With one of the longest life expectancies in the world, and one of the lowest birth-rates, Japan holds the title of the “oldest” country on the planet. According to the Statistics Bureau of Japan, nearly three in 10 are now over 65 years old, and over-65s outnumber 20-35 year olds by a factor of approximately 2:1.
Why does this matter? Per capita wine consumption in Japan is already one of the lowest in the world. For a category that’s finding it hard to recruit younger legal drinking age (LDA) drinkers, the overall tilt of the population creates additional hurdles. Around two thirds of regular wine drinkers are now aged 55 or older, compared with just 10% who are LDA-34. The over-55s tend to be less experimental with their approach to wine, are more price conscious, and also have the lowest category involvement.
However, the younger LDA Japanese who have chosen to enter the wine category are much more adventurous and high-spending – a more exciting prospect for brand owners, as they want to expand their knowledge bases and are willing to trade up as part of that need.
Since our previous Japan Landscapes report in 2019, the Japanese regular (monthly) wine drinking population has remained stable. This follows a precipitous decline since 2016, and in part reflects the long-term struggle wine is facing to attract new, younger LDA+ consumers to the category in the face of competition from RTDs, beer and non-alcoholic beverages.
Even with the sharp decline in the size of the regular wine drinking population, consumer involvement with the wine category – a proxy for premiumisation – has increased with both confidence and knowledge rising. This is being driven by younger LDA drinkers who are participating in the wine category.

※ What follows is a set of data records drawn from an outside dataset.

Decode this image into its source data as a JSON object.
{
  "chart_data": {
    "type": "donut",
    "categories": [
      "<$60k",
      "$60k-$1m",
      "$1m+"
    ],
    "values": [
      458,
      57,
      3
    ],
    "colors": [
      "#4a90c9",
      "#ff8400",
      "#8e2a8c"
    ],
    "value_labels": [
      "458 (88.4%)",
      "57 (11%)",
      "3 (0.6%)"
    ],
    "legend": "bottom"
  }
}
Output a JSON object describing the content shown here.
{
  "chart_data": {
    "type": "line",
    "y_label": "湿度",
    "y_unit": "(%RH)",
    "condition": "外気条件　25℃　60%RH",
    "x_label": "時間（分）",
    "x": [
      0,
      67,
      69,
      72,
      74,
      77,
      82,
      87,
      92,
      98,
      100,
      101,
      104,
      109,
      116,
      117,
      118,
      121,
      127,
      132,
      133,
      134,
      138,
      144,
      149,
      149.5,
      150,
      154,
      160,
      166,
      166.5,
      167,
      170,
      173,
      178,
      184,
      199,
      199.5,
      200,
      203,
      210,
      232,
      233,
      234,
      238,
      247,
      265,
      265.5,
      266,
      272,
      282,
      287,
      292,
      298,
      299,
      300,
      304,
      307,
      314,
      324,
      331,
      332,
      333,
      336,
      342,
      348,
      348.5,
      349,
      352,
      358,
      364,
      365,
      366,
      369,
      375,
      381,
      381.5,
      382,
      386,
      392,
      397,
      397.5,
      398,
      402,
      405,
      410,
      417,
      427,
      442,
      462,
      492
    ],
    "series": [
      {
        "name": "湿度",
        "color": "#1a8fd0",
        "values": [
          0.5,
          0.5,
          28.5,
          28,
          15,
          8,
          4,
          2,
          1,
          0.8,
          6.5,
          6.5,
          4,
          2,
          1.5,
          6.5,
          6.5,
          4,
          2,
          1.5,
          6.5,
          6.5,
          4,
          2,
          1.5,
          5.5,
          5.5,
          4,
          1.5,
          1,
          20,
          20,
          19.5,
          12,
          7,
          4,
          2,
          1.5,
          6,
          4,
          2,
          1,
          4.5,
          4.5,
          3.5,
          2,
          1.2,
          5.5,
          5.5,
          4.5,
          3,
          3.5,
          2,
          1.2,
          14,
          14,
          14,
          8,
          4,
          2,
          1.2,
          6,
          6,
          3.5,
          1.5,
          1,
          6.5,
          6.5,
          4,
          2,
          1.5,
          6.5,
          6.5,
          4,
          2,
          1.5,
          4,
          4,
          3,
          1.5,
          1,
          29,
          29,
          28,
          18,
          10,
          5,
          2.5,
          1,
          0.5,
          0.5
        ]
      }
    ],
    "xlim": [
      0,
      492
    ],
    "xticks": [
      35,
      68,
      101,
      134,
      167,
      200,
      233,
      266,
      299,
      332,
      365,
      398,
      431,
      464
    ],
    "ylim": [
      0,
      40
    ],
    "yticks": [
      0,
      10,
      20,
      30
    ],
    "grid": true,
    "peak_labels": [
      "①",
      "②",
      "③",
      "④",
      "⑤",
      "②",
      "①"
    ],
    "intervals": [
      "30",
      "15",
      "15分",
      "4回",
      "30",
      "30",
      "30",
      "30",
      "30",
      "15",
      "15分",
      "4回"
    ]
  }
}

In line with global trends, Japanese regular wine drinkers have warmed to the attractions of domestically-produced wine during the pandemic with recalled purchase of other origins lower as a result of Covid. Although total consumption of sake in Japan has been declining significantly for many years now, the category does resonate with Japanese regular wine drinkers, whose purchase and recalled consumption of sake has increased since 2018.
Another Covid-era effect is the rebound in consumption occasions and spend in 2021. Most likely connected with post-lockdown bounce-back, Japanese regular wine drinkers report spending more at formal and celebratory occasions compared to pre-pandemic levels though it appears they may be drinking less volume at those occasions. Additionally, Japanese drinkers are prioritising consuming alcohol and treating themselves to better quality wines now compared with pre-pandemic. However, they are still hesitant to return to the on-trade and therefore are using informal and relaxed off-trade occasions to engage with wine.